Выбрать главу

Взяв Яну под руку, она повела ее в комнату, где находились работы, подготовленные к выставке.

— Яна унаследовала огромное состояние от своего дяди, эмигрировавшего в Канаду в послевоенные годы. Умирая, часть своих денег он передал управляющему своей корпорацией, а большую часть отписал ей, — Алекс произнес это шепотом , с блеском в глазах и замолчал, наблюдая за моей реакцией.

Сказанное Алексом привело меня в замешательство.

— Ты не перестаешь меня удивлять.

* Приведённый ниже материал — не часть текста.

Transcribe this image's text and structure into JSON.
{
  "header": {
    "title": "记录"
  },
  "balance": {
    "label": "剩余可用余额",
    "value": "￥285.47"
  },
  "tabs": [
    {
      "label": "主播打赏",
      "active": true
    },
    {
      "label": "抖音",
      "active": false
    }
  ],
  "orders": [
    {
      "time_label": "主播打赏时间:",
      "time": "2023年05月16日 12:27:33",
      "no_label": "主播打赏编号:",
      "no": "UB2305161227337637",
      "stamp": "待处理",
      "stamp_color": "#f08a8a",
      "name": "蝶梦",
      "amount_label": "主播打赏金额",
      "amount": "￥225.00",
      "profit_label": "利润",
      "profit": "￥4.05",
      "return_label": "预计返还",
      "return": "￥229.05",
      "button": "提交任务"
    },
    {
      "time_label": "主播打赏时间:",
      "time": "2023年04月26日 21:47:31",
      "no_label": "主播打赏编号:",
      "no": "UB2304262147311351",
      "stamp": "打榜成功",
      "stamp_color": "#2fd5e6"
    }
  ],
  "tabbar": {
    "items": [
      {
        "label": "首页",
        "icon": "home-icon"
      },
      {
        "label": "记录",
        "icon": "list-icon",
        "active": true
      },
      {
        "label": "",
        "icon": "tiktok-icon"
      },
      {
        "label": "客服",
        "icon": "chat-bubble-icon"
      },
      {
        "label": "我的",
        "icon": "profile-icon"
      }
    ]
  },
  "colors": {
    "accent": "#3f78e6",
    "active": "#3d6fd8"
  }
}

Еще несколько минут назад ты говорил о высоком чувстве.

— Я сказал что-то противоречащее ему? — Смутился Алекс. — Материальное благополучие делает отношения прочнее.

— Любовь делает отношения прочнее. Если нет любви, отношения ржавеют, — ответил я.

Надежда позвала Алекса. Когда он вышел, Яна заняла его место. Ее русые волосы, прямой пробор и ясный взгляд голубых глаз завораживали меня. Казалось, я знаком с ней много лет. Глядя друг другу в глаза, мы взволнованно молчали. Я переживал лучшее из чувств, которое когда-либо испытывал. Мне даже показалось, что я на мгновение уловил тот самый цвет, цвет всепривлекающей чистой любви. Он просто присутствовал во всем, что нас окружало и насыщал пространство своим колоритом.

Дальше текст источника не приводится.